Revenue at Chinese social media and gaming giant Tencent grew just 8 per cent in the fourth quarter, the slowest pace since it went public in 2004, reflecting regulatory scrutiny that has hurt both its gaming business and advertising sales.
China has frozen game approvals since August last year and curtailed gaming time for under-18s, part of Beijing’s move to strengthen control over its society and industries including technology, after years of unbridled growth.
This has also led to a slowdown in advertising as businesses have cut spending.
Tencent Holdings, which gets much of its revenue from gaming and develops games such as ‘Honour of Kings’ and ‘Call of Duty Mobile’, said domestic gaming sales grew 1 per cent in the quarter ended Dec. 31.
The restrictions on minors were effective as the total time spent by minors on its games sank 88 per cent, Tencent said, adding that the impact of this factor on revenue growth would ease later in the year.
“As we move into the latter half of 2022 it should cease to impact the revenue growth rate,” Chief Strategy Officer James Mitchell told reporters on a call on Wednesday, referring to the minor-protection measures.
Tencent President Martin Lau said regulators were still supportive of the gaming industry, adding that the company had a ready pipeline of games for when approvals resumed.
The company, which also posted its slowest ever annual revenue growth at 16 per cent, said revenue in its online advertising business fell 13 per cent in the fourth quarter.
It expects its ad business to resume growth in late 2022 after companies adjust to regulatory requirements.
Total revenue rose to 144.2 billion yuan ($22.63-billion) in the quarter, below an average of 147.6 billion yuan expected by 17 analysts, Refinitiv data showed.
Beijing has also issued rules to regulate financial holding companies, directing Tencent peer Alibaba’s BABA-N affiliate Ant to turn itself into a financial holding company with capital restrictions.
Lau, who had previously said that creating a financial holding company would not impact its business, repeated his stance on Wednesday and said Tencent was pro-actively discussing whether it qualified for such a license.
“Going forward we feel that we’ll continue to see new regulations coming in but the incremental ones will be less than the bulk of regulations that happened in the first couple of years,” Lau said.
He said he expects growth in staff numbers this year to be much slower than in previous years as companies pay more attention to efficiency and costs.

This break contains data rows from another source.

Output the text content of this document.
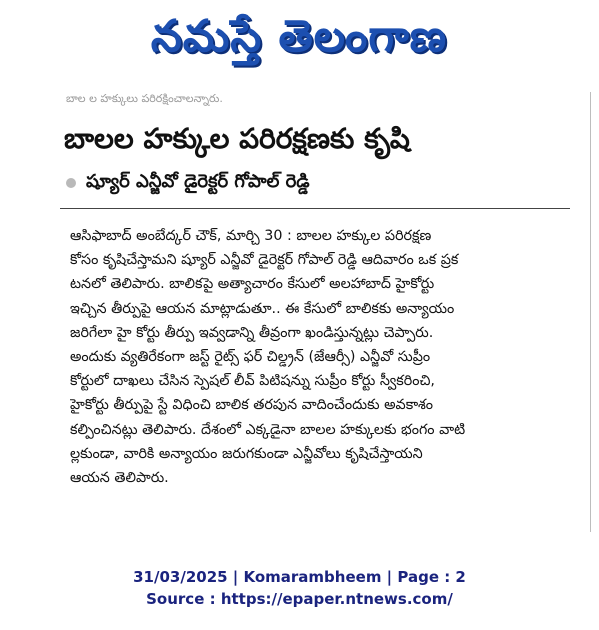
నమస్తే తెలంగాణ
బాల ల హక్కులు పరిరక్షించాలన్నారు.
బాలల హక్కుల పరిరక్షణకు కృషి
ష్యూర్ ఎన్జీవో డైరెక్టర్ గోపాల్ రెడ్డి
ఆసిఫాబాద్ అంబేద్కర్ చౌక్, మార్చి 30 : బాలల హక్కుల పరిరక్షణ
కోసం కృషిచేస్తామని ష్యూర్ ఎన్జీవో డైరెక్టర్ గోపాల్ రెడ్డి ఆదివారం ఒక ప్రక
టనలో తెలిపారు. బాలికపై అత్యాచారం కేసులో అలహాబాద్ హైకోర్టు
ఇచ్చిన తీర్పుపై ఆయన మాట్లాడుతూ.. ఈ కేసులో బాలికకు అన్యాయం
జరిగేలా హై కోర్టు తీర్పు ఇవ్వడాన్ని తీవ్రంగా ఖండిస్తున్నట్లు చెప్పారు.
అందుకు వ్యతిరేకంగా జస్ట్ రైట్స్ ఫర్ చిల్డ్రన్ (జేఆర్సీ) ఎన్జీవో సుప్రీం
కోర్టులో దాఖలు చేసిన స్పెషల్ లీవ్ పిటిషన్ను సుప్రీం కోర్టు స్వీకరించి,
హైకోర్టు తీర్పుపై స్టే విధించి బాలిక తరపున వాదించేందుకు అవకాశం
కల్పించినట్లు తెలిపారు. దేశంలో ఎక్కడైనా బాలల హక్కులకు భంగం వాటి
ల్లకుండా, వారికి అన్యాయం జరుగకుండా ఎన్జీవోలు కృషిచేస్తాయని
ఆయన తెలిపారు.
31/03/2025 | Komarambheem | Page : 2
Source : https://epaper.ntnews.com/
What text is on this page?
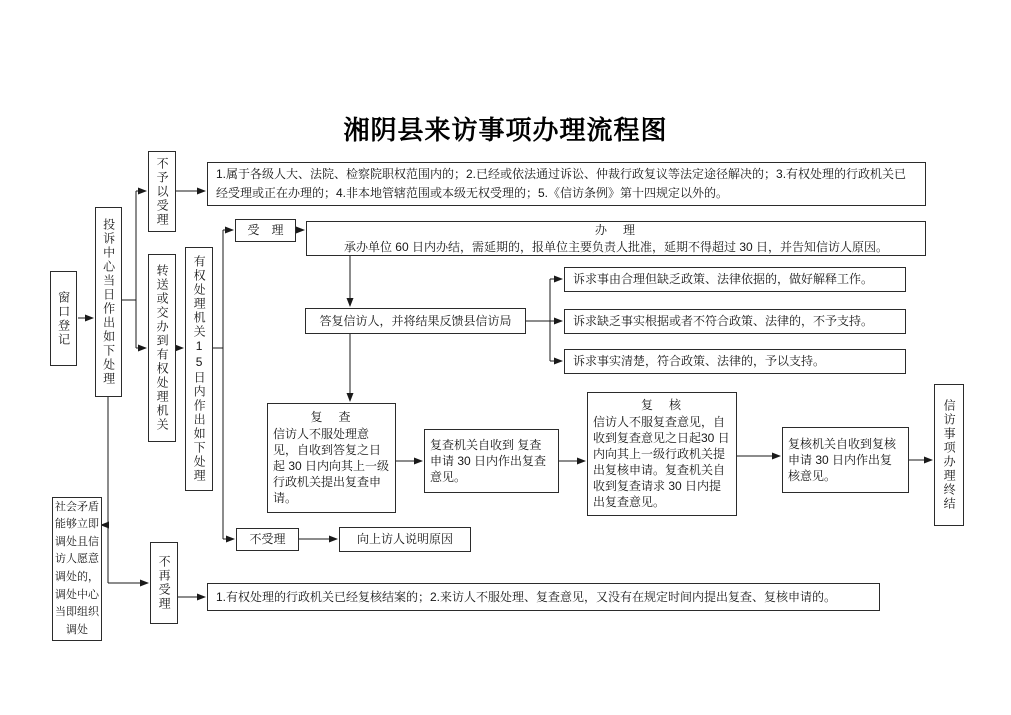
湘阴县来访事项办理流程图
窗口登记	投诉中心当日作出如下处理
不予以受理
转送或交办到有权处理机关
不再受理
社会矛盾能够立即调处且信访人愿意调处的，调处中心当即组织调处
1.属于各级人大、法院、检察院职权范围内的；2.已经或依法通过诉讼、仲裁行政复议等法定途径解决的；3.有权处理的行政机关已经受理或正在办理的；4.非本地管辖范围或本级无权受理的；5.《信访条例》第十四规定以外的。
有权处理机关15日内作出如下处理
受　理	办　理
承办单位 60 日内办结，需延期的，报单位主要负责人批准，延期不得超过 30 日，并告知信访人原因。
答复信访人，并将结果反馈县信访局
诉求事由合理但缺乏政策、法律依据的，做好解释工作。
诉求缺乏事实根据或者不符合政策、法律的，不予支持。
诉求事实清楚，符合政策、法律的，予以支持。
复　查
信访人不服处理意见，自收到答复之日起 30 日内向其上一级行政机关提出复查申请。
复查机关自收到 复查申请 30 日内作出复查意见。
复　核
信访人不服复查意见，自收到复查意见之日起30 日内向其上一级行政机关提出复核申请。复查机关自收到复查请求 30 日内提出复查意见。
复核机关自收到复核申请 30 日内作出复核意见。	信访事项办理终结
不受理	向上访人说明原因
1.有权处理的行政机关已经复核结案的；2.来访人不服处理、复查意见，又没有在规定时间内提出复查、复核申请的。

Reuters has reported that Tencent CEO Pony Ma told employees at the end of 2021 that the company should prepare itself for a “winter,” and that it and Alibaba were preparing to cut tens of thousands of jobs combined in one of their biggest rounds of layoffs.
Tencent’s stock has lost more than a third of its value in the past 12 months, while Alibaba’s has more than halved.
Still, their shares have rallied in recent days after Chinese Vice Premier Liu He said last week that Beijing would roll out support for the economy and keep markets stable.
Tencent said on Wednesday its adjusted profit for the December quarter fell by a fourth to 24.9 billion yuan as costs rose.